Ruffoli Riccardo, Biagioni Francesca, Busceti Carla L, Gaglione Anderson, Ryskalin Larisa, Gambardella Stefano, Frati Alessandro, Fornai Francesco
Human Anatomy, Department of Translational Research and New Technologies in Medicine and Surgery, University of Pisa, Pisa, Italy.
I.R.C.C.S. Neuromed, Pozzilli, Isernia, Italy.
Histol Histopathol. 2017 Nov;32(11):1115-1123. doi: 10.14670/HH-11-895. Epub 2017 Apr 11.
Amyotrophic lateral sclerosis (ALS) is typically defined by a loss of motor neurons in the central nervous system. Accordingly, morphological analysis for decades considered motor neurons (in the cortex, brainstem and spinal cord) as the neuronal population selectively involved in ALS. Similarly, this was considered the pathological marker to score disease severity ex vivo both in patients and experimental models. However, the concept of non-autonomous motor neuron death was used recently to indicate the need for additional cell types to produce motor neuron death in ALS. This means that motor neuron loss occurs only when they are connected with other cell types. This concept originally emphasized the need for resident glia as well as non-resident inflammatory cells. Nowadays, the additional role of neurons other than motor neurons emerged in the scenario to induce non-autonomous motor neuron death. In fact, in ALS neurons diverse from motor neurons are involved. These cells play multiple roles in ALS: (i) they participate in the chain of events to produce motor neuron loss; (ii) they may even degenerate more than and before motor neurons. In the present manuscript evidence about multi-neuronal involvement in ALS patients and experimental models is discussed. Specific sub-classes of neurons in the whole spinal cord are reported either to degenerate or to trigger neuronal degeneration, thus portraying ALS as a whole spinal cord disorder rather than a disease affecting motor neurons solely. This is associated with a novel concept in motor neuron disease which recruits abnormal mechanisms of cell to cell communication.

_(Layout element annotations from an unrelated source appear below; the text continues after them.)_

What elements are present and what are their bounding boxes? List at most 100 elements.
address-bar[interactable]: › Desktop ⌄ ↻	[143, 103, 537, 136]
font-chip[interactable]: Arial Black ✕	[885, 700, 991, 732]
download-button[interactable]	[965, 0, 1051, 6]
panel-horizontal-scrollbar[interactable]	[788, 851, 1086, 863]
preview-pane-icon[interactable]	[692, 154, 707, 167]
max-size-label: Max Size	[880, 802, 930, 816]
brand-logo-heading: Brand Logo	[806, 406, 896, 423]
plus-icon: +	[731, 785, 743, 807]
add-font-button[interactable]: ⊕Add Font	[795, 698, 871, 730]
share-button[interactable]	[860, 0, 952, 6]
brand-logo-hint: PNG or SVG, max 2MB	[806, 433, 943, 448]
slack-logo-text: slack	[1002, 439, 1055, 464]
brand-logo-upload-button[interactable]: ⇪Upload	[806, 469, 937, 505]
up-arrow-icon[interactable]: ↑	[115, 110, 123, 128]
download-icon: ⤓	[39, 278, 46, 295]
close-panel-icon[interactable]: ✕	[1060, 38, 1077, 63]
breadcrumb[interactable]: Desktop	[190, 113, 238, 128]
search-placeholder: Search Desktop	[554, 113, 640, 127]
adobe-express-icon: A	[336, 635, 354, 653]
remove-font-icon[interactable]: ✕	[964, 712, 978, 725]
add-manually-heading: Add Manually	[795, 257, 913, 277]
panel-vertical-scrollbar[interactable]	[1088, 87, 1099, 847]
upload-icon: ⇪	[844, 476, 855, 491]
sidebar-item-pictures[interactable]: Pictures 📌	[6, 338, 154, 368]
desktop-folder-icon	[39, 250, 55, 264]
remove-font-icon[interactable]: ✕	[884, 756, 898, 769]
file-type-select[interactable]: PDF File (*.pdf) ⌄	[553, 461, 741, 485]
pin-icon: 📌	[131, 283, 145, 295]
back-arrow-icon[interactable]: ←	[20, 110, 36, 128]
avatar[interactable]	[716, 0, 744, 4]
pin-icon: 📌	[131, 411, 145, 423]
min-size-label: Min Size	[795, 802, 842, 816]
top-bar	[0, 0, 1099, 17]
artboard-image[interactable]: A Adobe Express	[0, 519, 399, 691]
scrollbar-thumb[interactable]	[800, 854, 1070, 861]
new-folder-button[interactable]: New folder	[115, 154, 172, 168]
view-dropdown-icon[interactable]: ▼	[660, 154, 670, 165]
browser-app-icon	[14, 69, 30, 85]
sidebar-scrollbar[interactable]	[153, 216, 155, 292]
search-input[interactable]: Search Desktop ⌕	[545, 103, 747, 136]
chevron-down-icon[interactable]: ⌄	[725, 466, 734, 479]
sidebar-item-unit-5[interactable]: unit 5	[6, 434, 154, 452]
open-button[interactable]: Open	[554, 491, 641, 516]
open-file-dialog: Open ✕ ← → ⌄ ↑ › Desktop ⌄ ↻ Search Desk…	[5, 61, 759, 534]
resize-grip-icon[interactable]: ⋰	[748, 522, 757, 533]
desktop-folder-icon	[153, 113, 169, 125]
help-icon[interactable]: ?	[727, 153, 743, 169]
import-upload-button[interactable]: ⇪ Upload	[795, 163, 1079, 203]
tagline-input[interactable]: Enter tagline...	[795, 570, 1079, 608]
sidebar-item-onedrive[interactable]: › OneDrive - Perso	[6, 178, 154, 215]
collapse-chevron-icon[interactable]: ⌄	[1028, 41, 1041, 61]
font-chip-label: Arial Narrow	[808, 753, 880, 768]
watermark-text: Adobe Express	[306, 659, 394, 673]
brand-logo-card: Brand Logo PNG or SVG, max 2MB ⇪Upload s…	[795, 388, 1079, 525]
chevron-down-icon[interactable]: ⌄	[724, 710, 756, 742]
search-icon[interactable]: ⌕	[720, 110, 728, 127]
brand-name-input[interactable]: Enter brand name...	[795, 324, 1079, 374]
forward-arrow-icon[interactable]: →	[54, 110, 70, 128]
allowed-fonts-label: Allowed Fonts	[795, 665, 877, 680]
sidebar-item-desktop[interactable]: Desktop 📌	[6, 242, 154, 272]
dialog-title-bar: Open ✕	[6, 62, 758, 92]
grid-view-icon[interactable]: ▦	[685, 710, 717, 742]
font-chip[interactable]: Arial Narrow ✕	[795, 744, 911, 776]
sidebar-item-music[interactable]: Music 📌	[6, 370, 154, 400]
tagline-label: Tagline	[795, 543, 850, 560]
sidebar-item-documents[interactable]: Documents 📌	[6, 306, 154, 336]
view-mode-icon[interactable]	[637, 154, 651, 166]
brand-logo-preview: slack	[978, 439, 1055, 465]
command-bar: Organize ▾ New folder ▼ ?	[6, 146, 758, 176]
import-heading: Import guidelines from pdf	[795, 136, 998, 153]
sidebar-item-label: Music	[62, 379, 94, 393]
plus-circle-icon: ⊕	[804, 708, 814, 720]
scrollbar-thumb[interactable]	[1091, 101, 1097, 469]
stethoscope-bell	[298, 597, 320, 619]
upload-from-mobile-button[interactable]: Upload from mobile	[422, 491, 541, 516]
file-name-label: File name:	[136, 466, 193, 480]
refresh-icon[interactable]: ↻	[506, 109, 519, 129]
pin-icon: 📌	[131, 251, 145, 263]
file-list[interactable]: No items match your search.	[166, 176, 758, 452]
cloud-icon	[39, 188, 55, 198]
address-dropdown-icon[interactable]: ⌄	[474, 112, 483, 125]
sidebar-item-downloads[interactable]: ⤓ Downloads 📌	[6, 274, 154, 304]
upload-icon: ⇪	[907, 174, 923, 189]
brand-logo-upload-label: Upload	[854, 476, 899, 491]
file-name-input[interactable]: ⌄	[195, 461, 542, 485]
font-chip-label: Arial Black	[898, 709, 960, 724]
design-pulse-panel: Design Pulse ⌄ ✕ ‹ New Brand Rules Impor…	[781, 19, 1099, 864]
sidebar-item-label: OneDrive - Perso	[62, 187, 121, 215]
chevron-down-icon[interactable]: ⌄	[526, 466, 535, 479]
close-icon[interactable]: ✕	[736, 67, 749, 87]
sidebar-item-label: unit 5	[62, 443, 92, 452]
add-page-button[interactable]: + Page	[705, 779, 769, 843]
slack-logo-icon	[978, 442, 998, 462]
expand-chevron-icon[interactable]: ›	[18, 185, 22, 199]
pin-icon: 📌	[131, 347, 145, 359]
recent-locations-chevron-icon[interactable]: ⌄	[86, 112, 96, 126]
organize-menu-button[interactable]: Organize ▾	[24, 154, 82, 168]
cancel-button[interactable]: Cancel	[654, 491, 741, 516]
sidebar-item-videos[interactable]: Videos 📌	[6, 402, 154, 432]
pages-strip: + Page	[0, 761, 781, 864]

肌萎缩侧索硬化症(ALS)通常由中枢神经系统中运动神经元的丧失所定义。因此,几十年来的形态学分析都将(皮质、脑干和脊髓中的)运动神经元视为选择性参与ALS的神经元群体。同样,这也被认为是在患者和实验模型中对疾病严重程度进行体外评分的病理标志物。然而,非自主性运动神经元死亡的概念最近被用来表明在ALS中需要其他细胞类型来导致运动神经元死亡。这意味着运动神经元的丧失仅在它们与其他细胞类型连接时才会发生。这个概念最初强调了驻留神经胶质细胞以及非驻留炎症细胞的必要性。如今,在导致非自主性运动神经元死亡的情况中,除运动神经元之外的其他神经元的额外作用也显现出来。事实上,在ALS中涉及到与运动神经元不同的神经元。这些细胞在ALS中发挥多种作用:(i)它们参与导致运动神经元丧失的一系列事件;(ii)它们甚至可能比运动神经元更早且更严重地退化。在本手稿中,讨论了关于ALS患者和实验模型中多神经元参与的证据。据报道,整个脊髓中特定的神经元亚类会退化或触发神经元退化,从而将ALS描绘为一种全脊髓疾病,而非仅仅影响运动神经元的疾病。这与运动神经元疾病中的一个新概念相关,该概念引入了细胞间通信的异常机制。